Mari Ferguson Base Cabinets January 11th, 2018 - 10:53:47
The most important part of buying them is to measure, measure, measure! Measure the length and width of cabinet doors. If you are installing entirely cabinets, measure depth. Measure your ceiling height. Understand that newer houses tend to have higher ceilings; it may be architecturally impossible to support having tall 42 inch cabinets installed in your old kitchen. But dont worry, a solution can be had for all cabinet spaces- as long as you remember to measure properly. Why the emphasis on measurements? Consider the consequences of inaccurate measuring- crookedly hung cabinets, improperly cabinet doors that dont open properly, or worse, you purchased your kitchen cabinets online and now cannot obtain a refund.
Once the sub-bases for the lower cabinets are set, I recommend that you install the upper cabinets next as it is just plain easier. Once the wider base cabinets are installed it is harder to work on the narrower upper cabinets. Just measure up from the sub-base to get the top of the cabinets, add the counter thickness, add the space you want between the lower and upper cabinets (typically eighteen inches) and make a pencil mark. That is the bottom of your upper cabinets. Since your sub-base is level, just transfer the upper cabinet mark all along the run and you will have mark to set the bottom of each upper cabinet. Next locate all the wall studs and make a vertical mark using your level that will protrude both above and below the cabinets.

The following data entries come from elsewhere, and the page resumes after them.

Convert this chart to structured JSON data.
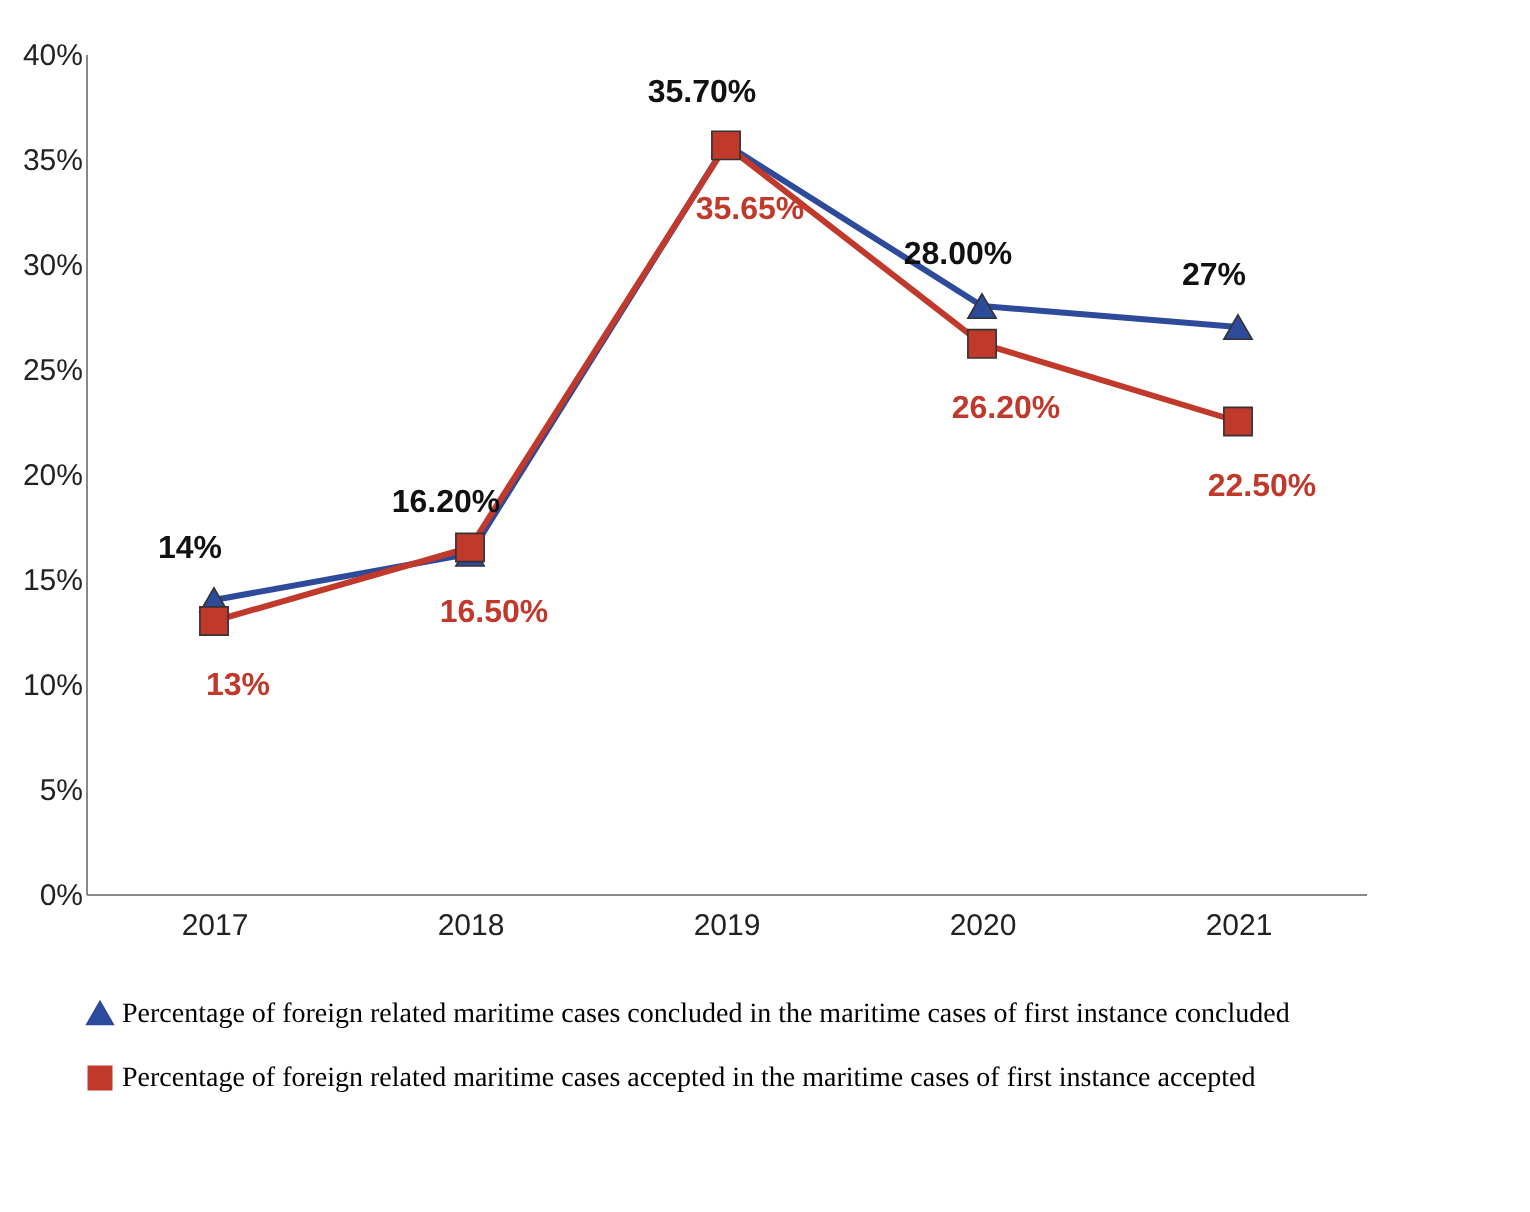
{
  "chart_data": {
    "type": "line",
    "categories": [
      "2017",
      "2018",
      "2019",
      "2020",
      "2021"
    ],
    "series": [
      {
        "name": "Percentage of foreign related maritime cases concluded in the maritime cases of first instance concluded",
        "color": "#2e4a9a",
        "marker": "triangle",
        "values": [
          14,
          16.2,
          35.7,
          28,
          27
        ],
        "value_labels": [
          "14%",
          "16.20%",
          "35.70%",
          "28.00%",
          "27%"
        ]
      },
      {
        "name": "Percentage of foreign related maritime cases accepted in the maritime cases of first instance accepted",
        "color": "#c0392b",
        "marker": "square",
        "values": [
          13,
          16.5,
          35.65,
          26.2,
          22.5
        ],
        "value_labels": [
          "13%",
          "16.50%",
          "35.65%",
          "26.20%",
          "22.50%"
        ]
      }
    ],
    "ylim": [
      0,
      40
    ],
    "yticks": [
      {
        "value": 0,
        "label": "0%"
      },
      {
        "value": 5,
        "label": "5%"
      },
      {
        "value": 10,
        "label": "10%"
      },
      {
        "value": 15,
        "label": "15%"
      },
      {
        "value": 20,
        "label": "20%"
      },
      {
        "value": 25,
        "label": "25%"
      },
      {
        "value": 30,
        "label": "30%"
      },
      {
        "value": 35,
        "label": "35%"
      },
      {
        "value": 40,
        "label": "40%"
      }
    ],
    "grid": false,
    "legend": "bottom"
  }
}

Special Order Cabinets The upgrade from store cabinets would be ordering them from your local home improvement store or local lumberyard. Quality will be much noticeably higher than stock cabinets, but your options are still somewhat limited as to what you can order. Expect to see laminated interiors in either white or maple color, solid wood drawers and doors, and upgrades such as soft close hinges or soft close drawer slides. These cabinets will come finished and ready to install. Typically, these will be offered in all 3" increments, usually ranging from 12 inches wide to 36 or even 48 inches wide. Doors and drawer fronts may be somewhat customizable in terms of styles and colors, but options are still limited. Still expect 1/2" thick carcasses (the box part of the cabinets) and 1/8" to 1/4" thick cabinet backs.
Stock, or store cabinets, are what you see if you go to a large home improvement store. Each store will typically have a very basic, unfinished cabinet line that is stocked in store and ready to purchase and take home that day. These are usually your cheapest option, but selections are very limited. Most of the time these will need to be finished either by you or by a contractor. Dont expect anything spectacular, these are usually cabinets in their most basic form. Drawer fronts are typically made from glued up strips of wood instead of one single piece of wood. Doors are usually paneled doors instead of raised wood panel doors. The carcasses of the cabinets will typically be cut from particle board, and if there is a back panel it is usually 1/8" hard-board. Countertop fastening brackets will be small, plastic corner brackets with a single screw hole for attaching to the counter.